I like a good heresy, me.
It’s always seemed to me that heresies (that aren’t extinguished) usually end up as the new orthodoxies – but before they do, they’re interesting to watch and often instructive… at least, of the current orthodoxy.
So it was with some interest I read this bit in (of all places) The New Statesman, on the Dorje Shugden heresy in Tibetan Buddhism. I’m far from an expert on this subject (though I use some tools and concepts from Bön Shamanism which drifted into Tibetan practice long ago), but the basics go like this:
Dorje Shugden is a ‘protector-deity’ who, when called upon, looks after those seeking enlightenment. His worship is banned by the current (14th) Dalai Lama, for reasons which vary depending on who you talk to. His stance seems to be that Dorje Shugden is a) an evil spirit, b) not a real Buddha, c) the preferred version of Buddha-worship favoured by the Han Chinese authorities or d) all of the above.
Worshippers of the Dorje insist that this is a political move on the DL’s part, an attempt to unite all forms of Tibetan Buddhism under his leadership – and the tail-end of a political struggle some 400 years old, involving the previous incarnation of the Dorje who was a rival of the 5th DL…
You got to love it when the archetypal ‘peace-and-love’ belief system falls into this kind of schizm. And especially when there’s a fair bit of evidence that that nice old man the 14th Dalai Lama has caused purges of thousand of heretical worshippers from temples both in Tibet and elsewhere using the O***pics as a distraction…

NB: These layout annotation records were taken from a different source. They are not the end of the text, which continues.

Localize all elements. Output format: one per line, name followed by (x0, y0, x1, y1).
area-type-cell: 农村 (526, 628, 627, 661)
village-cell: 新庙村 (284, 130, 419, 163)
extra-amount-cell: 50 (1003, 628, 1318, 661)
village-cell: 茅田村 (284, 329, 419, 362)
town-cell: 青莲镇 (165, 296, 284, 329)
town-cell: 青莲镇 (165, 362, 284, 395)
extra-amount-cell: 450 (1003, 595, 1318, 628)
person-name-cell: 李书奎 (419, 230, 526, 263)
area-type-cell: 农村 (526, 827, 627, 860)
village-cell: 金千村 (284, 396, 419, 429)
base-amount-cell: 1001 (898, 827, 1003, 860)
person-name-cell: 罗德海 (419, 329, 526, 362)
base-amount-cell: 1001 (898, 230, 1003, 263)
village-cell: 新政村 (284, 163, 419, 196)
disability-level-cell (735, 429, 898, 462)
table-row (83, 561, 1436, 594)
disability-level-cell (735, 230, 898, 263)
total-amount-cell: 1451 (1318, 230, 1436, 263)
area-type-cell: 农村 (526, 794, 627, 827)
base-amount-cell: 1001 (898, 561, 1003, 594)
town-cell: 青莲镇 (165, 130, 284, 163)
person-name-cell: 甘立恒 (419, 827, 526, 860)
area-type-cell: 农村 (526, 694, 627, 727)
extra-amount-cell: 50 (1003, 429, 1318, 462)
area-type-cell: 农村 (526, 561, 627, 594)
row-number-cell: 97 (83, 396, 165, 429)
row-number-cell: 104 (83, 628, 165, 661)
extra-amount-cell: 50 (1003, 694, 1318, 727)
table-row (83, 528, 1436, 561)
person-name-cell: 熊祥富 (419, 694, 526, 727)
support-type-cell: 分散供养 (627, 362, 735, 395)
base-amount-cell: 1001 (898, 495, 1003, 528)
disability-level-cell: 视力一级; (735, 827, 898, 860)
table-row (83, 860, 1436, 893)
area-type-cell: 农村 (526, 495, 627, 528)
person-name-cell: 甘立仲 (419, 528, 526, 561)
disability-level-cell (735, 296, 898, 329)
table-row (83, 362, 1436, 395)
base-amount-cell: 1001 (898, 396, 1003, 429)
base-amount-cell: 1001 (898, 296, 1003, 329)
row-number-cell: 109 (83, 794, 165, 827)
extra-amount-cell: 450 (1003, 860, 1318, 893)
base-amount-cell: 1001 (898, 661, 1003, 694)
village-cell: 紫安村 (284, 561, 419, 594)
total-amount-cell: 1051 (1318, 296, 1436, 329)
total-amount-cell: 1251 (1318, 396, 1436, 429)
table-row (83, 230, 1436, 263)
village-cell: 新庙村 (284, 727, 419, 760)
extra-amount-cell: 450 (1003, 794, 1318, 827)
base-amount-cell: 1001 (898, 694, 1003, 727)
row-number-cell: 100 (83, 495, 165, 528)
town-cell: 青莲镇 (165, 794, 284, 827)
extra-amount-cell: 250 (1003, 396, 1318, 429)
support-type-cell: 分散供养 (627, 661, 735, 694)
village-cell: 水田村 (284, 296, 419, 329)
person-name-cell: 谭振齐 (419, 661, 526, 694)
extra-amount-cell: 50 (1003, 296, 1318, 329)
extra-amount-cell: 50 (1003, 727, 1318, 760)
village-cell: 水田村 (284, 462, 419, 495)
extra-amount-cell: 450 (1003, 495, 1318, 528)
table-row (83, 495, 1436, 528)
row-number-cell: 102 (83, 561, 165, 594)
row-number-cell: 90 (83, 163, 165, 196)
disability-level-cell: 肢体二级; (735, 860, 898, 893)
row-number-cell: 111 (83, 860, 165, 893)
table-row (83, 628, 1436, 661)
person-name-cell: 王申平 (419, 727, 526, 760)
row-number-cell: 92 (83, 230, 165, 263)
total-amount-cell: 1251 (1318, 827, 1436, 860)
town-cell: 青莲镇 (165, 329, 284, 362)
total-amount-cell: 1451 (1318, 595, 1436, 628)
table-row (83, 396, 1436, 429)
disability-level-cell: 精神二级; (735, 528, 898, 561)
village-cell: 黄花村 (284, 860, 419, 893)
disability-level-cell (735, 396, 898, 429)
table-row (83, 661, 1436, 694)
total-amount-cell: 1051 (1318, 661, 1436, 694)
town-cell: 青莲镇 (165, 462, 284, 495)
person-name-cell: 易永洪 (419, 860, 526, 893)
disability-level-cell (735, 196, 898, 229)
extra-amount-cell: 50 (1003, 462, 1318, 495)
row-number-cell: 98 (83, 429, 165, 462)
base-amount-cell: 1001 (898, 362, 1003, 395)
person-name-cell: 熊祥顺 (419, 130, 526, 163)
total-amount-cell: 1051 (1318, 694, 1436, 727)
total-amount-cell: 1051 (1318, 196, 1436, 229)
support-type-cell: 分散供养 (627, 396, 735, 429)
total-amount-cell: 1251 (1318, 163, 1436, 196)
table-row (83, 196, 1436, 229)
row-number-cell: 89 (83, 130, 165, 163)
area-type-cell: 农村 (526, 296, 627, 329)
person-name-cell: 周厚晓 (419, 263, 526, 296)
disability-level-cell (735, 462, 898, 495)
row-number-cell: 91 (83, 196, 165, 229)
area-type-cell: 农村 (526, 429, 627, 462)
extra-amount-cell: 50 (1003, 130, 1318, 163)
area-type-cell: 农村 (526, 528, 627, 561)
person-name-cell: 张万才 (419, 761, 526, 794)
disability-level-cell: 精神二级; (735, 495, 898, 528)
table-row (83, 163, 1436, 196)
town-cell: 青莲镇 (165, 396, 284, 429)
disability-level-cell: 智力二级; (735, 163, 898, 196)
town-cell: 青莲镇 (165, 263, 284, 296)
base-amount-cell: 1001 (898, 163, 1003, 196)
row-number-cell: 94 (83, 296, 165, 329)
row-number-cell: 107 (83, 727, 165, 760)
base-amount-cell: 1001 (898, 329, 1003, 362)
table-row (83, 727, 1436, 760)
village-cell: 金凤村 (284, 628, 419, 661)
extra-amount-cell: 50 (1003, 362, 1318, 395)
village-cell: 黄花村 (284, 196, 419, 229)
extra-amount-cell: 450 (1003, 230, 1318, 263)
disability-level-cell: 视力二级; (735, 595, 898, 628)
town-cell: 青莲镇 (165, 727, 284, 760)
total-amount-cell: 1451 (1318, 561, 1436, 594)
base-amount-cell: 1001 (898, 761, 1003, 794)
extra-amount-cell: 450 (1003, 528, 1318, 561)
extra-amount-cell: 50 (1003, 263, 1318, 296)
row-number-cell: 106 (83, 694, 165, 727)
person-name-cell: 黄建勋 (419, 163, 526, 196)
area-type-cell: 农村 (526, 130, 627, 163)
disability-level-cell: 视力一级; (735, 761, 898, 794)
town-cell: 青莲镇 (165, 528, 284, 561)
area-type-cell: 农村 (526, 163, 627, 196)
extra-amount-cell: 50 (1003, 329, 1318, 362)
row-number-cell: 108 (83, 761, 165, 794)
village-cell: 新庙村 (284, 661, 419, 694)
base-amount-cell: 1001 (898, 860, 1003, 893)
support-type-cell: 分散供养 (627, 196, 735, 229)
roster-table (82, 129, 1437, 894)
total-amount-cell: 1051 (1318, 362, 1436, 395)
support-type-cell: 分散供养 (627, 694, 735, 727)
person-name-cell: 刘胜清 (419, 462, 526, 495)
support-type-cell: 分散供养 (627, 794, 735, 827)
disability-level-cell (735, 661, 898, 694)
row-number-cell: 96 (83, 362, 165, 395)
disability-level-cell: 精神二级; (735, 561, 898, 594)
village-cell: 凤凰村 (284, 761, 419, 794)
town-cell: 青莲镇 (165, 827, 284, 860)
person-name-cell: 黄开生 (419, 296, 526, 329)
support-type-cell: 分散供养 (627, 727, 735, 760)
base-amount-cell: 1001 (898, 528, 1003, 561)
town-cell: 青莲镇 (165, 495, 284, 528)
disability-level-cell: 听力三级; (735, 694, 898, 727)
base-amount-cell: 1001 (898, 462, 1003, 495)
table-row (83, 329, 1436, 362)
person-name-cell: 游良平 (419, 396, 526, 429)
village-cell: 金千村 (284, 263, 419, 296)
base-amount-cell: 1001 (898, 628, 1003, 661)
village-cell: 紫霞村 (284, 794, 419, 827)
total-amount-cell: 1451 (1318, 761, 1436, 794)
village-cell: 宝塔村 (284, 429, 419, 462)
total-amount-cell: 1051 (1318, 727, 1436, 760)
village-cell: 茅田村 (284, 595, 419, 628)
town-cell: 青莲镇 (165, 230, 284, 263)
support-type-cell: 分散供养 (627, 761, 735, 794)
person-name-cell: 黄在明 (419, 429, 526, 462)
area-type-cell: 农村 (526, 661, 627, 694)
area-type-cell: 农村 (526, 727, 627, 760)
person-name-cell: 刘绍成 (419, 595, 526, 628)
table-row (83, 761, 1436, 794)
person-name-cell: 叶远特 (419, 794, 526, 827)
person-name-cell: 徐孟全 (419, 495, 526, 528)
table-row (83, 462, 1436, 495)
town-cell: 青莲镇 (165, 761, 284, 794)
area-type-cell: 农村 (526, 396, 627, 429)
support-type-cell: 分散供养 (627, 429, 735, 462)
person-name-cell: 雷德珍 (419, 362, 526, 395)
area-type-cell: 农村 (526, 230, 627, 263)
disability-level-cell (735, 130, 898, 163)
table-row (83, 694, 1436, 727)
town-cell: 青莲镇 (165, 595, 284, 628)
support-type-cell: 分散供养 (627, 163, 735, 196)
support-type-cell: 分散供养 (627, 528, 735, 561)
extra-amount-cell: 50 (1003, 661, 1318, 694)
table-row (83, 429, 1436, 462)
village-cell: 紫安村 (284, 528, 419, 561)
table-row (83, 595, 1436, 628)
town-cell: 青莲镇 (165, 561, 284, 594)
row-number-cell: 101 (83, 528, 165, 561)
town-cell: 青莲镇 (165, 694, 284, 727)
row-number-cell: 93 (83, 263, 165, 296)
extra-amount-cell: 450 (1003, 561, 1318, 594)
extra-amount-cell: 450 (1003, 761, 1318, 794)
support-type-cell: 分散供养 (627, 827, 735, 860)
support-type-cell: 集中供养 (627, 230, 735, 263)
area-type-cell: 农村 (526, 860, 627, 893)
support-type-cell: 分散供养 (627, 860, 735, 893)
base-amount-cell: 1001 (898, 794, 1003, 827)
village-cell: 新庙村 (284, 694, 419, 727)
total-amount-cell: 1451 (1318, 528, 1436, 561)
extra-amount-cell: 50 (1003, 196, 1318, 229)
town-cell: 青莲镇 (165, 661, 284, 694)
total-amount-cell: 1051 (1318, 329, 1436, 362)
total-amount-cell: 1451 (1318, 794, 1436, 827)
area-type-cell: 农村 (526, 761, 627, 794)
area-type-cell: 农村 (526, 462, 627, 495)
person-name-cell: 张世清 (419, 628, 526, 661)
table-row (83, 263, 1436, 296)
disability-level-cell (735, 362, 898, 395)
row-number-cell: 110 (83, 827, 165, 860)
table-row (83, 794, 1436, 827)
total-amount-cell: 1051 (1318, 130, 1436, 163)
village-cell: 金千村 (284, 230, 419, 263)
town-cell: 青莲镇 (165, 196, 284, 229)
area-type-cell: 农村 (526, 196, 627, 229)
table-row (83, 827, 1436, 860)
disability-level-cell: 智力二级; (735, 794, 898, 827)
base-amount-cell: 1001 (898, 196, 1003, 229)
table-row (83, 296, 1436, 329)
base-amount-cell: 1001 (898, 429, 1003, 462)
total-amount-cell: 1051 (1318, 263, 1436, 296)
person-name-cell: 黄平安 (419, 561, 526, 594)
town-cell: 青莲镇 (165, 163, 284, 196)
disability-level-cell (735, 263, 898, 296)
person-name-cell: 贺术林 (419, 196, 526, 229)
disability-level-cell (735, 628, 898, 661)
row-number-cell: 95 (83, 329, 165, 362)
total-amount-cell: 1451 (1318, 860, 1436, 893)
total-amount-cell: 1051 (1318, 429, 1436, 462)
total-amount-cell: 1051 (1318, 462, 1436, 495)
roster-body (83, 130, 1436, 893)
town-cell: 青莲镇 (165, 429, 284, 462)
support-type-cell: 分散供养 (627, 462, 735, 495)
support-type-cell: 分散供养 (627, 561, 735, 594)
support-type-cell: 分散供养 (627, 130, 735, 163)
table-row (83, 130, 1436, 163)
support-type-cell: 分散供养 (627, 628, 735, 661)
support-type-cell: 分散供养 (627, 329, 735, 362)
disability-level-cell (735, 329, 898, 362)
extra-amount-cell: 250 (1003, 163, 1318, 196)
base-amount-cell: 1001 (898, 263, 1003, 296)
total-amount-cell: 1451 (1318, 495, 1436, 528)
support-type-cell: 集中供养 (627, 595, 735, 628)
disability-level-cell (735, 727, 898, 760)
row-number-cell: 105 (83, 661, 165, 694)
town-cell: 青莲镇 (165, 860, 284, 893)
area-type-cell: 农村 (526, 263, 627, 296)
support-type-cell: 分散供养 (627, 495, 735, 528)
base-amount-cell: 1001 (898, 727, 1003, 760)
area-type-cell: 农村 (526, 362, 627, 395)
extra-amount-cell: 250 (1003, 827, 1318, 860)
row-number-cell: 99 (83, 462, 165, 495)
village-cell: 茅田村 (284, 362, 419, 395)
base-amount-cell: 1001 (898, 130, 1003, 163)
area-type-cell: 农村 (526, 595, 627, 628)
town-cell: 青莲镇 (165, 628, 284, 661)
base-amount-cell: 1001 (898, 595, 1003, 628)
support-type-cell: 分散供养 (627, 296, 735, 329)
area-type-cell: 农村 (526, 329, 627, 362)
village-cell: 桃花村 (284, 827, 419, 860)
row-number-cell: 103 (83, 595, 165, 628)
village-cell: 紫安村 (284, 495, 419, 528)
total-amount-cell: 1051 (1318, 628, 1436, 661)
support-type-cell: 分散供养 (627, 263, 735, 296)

I don’t, as they say, have a dog in this race. But my inner cynic leads me to seriously consider the claims of the Dorje Shugden followers – and the magician part (that is, most of me) leads me to wonder the kinds of results one might get from working a system which simultaneously claims no god-figure but has thousands of gods, goddesses and demons in the pantheon… and which are which depends entirely on context and minor differences of teaching.
Well, not wonder so much as smile slyly at the similarity to the syncretism of, say, Xtian and Yoruba traditions that resulted in the effective system usually called Voodoo.
That whole Guttershaman thing on ‘authenticity’ and tradition? Coming real soon.